After allowing a moment of stillness to enforce his

discipline, the voice of the singer was heard, in low,

murmuring syllables, gradually stealing on the ear, until it

filled the narrow vault with sounds rendered trebly

thrilling by the feeble and tremulous utterance produced by

his debility. The melody, which no weakness could destroy,

gradually wrought its sweet influence on the senses of those

who heard it. It even prevailed over the miserable travesty

of the song of David which the singer had selected from a

volume of similar effusions, and caused the sense to be

forgotten in the insinuating harmony of the sounds. Alice

unconsciously dried her tears, and bent her melting eyes on

the pallid features of Gamut, with an expression of

chastened delight that she neither affected or wished to

conceal. Cora bestowed an approving smile on the pious

efforts of the namesake of the Jewish prince, and Heyward

soon turned his steady, stern look from the outlet of the

cavern, to fasten it, with a milder character, on the face

of David, or to meet the wandering beams which at moments

strayed from the humid eyes of Alice. The open sympathy of

the listeners stirred the spirit of the votary of music,

whose voice regained its richness and volume, without losing

that touching softness which proved its secret charm.

Exerting his renovated powers to their utmost, he was yet

filling the arches of the cave with long and full tones,

when a yell burst into the air without, that instantly

stilled his pious strains, choking his voice suddenly, as

though his heart had literally bounded into the passage of

his throat.

"We are lost!" exclaimed Alice, throwing herself into the

arms of Cora.

"Not yet, not yet," returned the agitated but undaunted

Heyward: "the sound came from the center of the island, and

it has been produced by the sight of their dead companions.

We are not yet discovered, and there is still hope."
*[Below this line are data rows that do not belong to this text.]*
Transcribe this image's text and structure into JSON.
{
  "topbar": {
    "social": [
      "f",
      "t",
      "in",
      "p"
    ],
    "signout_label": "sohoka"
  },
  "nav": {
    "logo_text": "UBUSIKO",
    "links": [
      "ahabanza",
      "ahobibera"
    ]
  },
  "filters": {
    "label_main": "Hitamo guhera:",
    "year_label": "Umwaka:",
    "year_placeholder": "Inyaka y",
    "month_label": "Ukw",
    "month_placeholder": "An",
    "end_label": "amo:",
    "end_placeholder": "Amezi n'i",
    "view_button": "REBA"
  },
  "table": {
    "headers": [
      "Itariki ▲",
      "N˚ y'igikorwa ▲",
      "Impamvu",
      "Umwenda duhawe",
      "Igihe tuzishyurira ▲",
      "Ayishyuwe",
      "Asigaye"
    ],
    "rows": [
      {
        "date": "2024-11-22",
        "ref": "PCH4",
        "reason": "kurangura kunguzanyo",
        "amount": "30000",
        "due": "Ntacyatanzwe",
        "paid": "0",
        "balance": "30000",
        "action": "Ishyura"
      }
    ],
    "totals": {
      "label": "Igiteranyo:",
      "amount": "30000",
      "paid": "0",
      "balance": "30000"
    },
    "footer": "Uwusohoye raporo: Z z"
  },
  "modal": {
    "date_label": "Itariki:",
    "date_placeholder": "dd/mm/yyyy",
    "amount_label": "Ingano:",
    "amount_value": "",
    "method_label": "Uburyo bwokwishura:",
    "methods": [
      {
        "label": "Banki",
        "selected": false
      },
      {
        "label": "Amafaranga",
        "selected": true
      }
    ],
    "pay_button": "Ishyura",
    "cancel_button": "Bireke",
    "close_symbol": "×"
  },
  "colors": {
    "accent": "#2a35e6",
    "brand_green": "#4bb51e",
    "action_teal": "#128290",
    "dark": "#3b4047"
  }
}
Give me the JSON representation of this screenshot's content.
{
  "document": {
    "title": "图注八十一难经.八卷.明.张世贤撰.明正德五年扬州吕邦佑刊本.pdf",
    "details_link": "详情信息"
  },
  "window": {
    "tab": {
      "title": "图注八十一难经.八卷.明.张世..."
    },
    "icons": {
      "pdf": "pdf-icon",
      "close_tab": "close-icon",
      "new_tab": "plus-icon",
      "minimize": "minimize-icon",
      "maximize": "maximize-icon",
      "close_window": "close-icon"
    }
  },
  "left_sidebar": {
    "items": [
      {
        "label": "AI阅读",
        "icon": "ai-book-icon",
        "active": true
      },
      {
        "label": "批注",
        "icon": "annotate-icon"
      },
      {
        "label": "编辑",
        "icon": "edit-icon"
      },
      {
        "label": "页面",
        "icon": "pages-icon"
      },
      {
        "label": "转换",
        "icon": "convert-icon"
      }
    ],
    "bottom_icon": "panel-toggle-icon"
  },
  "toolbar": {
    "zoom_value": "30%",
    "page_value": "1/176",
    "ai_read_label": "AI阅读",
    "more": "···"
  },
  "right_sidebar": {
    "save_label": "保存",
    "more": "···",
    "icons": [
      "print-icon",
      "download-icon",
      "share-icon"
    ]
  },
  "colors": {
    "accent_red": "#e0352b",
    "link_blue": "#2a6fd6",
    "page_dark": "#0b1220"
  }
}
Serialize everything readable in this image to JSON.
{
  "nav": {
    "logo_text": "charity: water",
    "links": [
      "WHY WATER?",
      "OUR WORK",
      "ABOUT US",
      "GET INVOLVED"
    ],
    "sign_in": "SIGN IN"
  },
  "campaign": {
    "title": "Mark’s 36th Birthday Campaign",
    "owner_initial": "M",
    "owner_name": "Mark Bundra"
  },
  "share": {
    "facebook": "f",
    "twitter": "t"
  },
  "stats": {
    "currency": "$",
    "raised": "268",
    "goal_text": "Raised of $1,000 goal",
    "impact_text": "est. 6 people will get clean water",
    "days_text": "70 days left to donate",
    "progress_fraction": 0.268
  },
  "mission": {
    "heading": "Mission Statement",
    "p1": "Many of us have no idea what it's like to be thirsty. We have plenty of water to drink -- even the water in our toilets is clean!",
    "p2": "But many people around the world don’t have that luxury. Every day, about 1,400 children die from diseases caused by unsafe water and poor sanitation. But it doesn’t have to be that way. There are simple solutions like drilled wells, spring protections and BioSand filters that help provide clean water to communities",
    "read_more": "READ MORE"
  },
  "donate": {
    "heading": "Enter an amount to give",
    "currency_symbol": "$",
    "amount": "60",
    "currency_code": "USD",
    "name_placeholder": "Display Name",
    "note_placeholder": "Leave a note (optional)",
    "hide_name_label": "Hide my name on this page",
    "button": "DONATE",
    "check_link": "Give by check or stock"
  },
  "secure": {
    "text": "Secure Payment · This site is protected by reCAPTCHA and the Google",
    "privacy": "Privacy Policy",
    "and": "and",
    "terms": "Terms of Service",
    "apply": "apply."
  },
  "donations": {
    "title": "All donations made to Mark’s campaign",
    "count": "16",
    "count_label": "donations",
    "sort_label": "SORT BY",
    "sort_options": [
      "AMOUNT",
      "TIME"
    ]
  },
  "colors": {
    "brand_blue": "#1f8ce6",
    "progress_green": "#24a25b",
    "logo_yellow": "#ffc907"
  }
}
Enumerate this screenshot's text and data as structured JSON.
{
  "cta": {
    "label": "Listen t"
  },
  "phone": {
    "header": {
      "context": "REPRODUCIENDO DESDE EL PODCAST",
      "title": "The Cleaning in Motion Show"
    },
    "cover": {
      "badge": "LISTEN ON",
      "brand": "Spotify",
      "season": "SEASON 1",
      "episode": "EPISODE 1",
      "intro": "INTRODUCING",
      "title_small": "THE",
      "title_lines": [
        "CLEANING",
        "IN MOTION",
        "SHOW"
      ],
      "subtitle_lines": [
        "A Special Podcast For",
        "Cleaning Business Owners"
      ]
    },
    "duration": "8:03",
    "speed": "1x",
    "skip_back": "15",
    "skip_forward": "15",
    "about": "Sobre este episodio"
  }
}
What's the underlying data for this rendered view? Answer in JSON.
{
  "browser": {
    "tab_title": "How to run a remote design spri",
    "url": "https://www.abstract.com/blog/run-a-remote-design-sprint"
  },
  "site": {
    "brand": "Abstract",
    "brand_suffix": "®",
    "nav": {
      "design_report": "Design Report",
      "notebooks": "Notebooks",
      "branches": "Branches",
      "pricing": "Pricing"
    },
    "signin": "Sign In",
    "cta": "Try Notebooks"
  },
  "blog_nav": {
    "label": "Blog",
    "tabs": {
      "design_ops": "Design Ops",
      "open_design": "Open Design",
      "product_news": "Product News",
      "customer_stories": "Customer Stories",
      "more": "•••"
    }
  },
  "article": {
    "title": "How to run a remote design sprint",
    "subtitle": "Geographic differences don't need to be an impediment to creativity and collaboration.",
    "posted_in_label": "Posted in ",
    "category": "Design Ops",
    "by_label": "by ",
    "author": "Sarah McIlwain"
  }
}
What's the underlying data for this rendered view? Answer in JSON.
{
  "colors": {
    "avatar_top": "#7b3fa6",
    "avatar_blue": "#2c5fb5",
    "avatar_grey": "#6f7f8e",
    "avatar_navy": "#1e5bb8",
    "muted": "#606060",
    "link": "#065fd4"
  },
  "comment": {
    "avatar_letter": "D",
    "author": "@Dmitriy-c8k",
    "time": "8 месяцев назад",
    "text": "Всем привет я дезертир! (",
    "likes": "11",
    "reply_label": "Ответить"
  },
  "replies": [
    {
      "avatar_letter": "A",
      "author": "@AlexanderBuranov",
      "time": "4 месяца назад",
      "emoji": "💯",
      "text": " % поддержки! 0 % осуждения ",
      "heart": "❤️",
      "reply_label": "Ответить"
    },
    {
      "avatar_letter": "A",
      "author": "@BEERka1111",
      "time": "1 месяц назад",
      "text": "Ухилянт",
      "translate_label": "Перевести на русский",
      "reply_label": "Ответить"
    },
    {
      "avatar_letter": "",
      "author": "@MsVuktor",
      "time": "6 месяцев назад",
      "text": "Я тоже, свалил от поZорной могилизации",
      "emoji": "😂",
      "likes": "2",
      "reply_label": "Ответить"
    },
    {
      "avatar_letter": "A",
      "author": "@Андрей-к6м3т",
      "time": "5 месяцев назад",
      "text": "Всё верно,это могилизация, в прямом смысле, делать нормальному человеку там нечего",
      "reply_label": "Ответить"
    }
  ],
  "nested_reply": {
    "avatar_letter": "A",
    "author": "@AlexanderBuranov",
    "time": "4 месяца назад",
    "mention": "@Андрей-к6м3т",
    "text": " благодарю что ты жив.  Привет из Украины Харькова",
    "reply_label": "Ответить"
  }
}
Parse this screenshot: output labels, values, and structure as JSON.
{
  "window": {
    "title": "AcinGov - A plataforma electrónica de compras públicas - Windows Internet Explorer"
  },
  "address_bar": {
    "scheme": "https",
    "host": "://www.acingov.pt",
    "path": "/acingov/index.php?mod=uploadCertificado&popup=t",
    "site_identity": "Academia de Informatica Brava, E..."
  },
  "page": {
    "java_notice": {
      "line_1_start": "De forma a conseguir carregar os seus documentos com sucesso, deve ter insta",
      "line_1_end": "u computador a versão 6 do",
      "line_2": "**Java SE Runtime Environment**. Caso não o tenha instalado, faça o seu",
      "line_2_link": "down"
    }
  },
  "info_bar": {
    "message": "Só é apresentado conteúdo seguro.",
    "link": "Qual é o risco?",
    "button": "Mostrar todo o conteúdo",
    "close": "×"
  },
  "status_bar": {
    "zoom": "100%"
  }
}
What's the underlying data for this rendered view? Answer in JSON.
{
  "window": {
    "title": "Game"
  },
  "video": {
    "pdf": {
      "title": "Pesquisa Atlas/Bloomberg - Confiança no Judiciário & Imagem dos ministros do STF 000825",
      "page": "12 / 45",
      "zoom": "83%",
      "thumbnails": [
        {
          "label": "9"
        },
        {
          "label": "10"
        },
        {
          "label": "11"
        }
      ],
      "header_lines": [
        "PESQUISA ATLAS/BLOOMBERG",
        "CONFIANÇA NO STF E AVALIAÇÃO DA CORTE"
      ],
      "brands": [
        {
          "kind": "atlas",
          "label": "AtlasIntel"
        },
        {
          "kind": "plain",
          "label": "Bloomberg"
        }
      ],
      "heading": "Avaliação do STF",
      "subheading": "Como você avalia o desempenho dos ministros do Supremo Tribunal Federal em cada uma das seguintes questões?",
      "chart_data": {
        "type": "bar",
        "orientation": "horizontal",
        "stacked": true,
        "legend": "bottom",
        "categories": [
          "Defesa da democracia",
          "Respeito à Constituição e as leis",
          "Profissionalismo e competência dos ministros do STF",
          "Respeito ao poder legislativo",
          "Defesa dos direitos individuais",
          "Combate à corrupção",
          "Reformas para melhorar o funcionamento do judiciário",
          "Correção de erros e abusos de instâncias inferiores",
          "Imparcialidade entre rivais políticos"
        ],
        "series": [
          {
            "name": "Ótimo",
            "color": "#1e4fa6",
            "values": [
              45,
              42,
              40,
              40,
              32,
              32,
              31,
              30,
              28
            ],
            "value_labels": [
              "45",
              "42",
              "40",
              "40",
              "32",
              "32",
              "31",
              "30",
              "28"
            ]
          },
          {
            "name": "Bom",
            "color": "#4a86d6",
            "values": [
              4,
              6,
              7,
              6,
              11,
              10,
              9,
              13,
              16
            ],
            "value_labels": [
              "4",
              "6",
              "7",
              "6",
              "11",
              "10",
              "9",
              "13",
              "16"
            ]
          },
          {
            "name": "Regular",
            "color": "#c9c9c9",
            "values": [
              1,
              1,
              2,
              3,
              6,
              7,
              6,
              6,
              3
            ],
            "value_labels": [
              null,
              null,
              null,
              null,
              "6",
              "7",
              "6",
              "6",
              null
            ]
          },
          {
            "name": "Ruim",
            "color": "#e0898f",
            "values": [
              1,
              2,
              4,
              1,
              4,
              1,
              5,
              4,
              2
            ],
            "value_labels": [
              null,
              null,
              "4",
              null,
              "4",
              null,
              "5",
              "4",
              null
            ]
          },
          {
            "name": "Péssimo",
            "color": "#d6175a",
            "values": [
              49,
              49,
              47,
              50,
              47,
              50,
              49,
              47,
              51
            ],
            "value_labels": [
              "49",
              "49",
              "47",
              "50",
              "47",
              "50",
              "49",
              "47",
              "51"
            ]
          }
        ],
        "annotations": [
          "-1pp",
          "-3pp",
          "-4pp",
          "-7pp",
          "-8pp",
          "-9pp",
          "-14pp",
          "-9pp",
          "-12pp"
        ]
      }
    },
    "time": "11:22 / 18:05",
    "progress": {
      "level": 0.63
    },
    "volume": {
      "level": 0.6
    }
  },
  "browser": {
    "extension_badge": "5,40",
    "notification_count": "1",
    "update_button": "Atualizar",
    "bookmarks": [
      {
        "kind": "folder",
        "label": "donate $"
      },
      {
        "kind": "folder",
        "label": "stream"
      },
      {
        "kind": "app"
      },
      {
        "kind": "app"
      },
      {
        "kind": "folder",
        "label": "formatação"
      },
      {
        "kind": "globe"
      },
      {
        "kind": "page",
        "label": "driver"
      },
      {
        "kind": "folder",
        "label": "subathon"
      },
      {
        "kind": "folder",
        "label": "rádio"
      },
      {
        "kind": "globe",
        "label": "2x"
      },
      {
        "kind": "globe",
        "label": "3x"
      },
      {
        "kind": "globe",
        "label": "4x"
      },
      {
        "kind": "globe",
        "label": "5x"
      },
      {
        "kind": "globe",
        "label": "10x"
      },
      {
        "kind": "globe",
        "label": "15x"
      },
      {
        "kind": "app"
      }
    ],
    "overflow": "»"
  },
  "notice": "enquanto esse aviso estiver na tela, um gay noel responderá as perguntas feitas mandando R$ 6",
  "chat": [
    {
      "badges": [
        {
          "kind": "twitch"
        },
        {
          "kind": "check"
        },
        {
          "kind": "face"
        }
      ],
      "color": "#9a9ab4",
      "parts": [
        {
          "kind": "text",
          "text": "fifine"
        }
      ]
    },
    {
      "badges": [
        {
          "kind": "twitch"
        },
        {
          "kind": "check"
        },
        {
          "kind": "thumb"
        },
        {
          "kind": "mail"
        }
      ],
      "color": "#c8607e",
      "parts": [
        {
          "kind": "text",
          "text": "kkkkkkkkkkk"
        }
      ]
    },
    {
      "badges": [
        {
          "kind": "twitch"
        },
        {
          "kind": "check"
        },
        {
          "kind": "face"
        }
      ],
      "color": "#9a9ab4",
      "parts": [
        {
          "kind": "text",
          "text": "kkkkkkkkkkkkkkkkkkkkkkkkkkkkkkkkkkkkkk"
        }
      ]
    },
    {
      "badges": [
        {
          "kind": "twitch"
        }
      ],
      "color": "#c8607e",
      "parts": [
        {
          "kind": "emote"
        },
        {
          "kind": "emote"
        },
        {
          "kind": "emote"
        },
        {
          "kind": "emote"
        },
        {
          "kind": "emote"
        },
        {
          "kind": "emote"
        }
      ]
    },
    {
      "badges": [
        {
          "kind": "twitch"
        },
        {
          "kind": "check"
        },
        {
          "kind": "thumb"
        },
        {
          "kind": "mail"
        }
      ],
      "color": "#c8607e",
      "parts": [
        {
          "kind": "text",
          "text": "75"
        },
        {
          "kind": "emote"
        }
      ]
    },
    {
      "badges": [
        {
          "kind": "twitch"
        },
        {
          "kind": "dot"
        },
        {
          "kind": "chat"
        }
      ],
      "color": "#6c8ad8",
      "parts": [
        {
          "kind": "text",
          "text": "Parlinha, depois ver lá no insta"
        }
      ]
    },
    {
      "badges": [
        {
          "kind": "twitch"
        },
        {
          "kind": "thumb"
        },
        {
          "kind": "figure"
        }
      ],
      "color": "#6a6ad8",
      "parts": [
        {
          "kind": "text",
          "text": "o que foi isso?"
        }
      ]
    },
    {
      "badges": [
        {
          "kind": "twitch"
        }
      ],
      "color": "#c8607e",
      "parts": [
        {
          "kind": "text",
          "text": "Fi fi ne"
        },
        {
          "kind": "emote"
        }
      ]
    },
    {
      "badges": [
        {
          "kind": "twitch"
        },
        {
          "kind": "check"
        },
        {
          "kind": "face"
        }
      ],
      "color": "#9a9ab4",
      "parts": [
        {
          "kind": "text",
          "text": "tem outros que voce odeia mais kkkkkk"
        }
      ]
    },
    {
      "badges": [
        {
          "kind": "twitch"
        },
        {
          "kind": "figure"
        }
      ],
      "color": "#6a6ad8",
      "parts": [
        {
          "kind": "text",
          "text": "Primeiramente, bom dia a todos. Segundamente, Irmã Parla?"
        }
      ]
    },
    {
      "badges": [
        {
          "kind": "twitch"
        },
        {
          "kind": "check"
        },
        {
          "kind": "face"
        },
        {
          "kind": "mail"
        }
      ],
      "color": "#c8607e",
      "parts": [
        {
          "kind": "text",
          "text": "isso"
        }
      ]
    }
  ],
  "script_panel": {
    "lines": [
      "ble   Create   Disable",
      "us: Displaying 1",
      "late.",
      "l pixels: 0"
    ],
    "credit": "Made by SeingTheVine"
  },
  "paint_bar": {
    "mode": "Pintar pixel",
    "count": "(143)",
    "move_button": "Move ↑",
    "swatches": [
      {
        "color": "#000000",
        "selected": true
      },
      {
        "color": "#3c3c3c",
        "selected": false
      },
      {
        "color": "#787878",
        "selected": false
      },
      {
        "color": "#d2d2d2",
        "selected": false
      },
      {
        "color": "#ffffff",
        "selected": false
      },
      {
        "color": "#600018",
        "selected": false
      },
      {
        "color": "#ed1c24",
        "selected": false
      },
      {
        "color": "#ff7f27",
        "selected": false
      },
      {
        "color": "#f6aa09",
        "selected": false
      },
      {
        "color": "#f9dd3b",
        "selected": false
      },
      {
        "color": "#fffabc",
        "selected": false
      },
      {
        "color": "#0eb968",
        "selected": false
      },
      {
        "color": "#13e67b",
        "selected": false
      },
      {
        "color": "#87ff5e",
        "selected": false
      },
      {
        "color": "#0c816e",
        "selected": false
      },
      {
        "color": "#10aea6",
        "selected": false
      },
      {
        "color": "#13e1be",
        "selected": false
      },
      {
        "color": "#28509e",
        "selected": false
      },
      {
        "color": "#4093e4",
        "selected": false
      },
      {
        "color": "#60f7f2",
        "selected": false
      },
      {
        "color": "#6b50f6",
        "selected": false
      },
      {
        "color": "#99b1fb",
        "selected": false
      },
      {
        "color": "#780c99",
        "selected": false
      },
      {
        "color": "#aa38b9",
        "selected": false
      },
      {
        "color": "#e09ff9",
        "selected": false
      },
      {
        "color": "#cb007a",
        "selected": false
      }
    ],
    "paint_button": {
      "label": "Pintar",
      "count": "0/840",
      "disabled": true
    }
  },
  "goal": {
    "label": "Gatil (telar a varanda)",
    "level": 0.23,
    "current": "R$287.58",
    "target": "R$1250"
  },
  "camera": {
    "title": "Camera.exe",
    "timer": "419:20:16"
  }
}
Faint and almost despairing as was the prospect of escape,

the words of Duncan were not thrown away, for it awakened

the powers of the sisters in such a manner that they awaited

the results in silence. A second yell soon followed the

first, when a rush of voices was heard pouring down the

island, from its upper to its lower extremity, until they

reached the naked rock above the caverns, where, after a

shout of savage triumph, the air continued full of horrible

cries and screams, such as man alone can utter, and he only

when in a state of the fiercest barbarity.

The sounds quickly spread around them in every direction.

Some called to their fellows from the water's edge, and were

answered from the heights above. Cries were heard in the

startling vicinity of the chasm between the two caves, which

mingled with hoarser yells that arose out of the abyss of

the deep ravine. In short, so rapidly had the savage sounds

diffused themselves over the barren rock, that it was not

difficult for the anxious listeners to imagine they could be

heard beneath, as in truth they were above on every side of

them.

In the midst of this tumult, a triumphant yell was raised

within a few yards of the hidden entrance to the cave.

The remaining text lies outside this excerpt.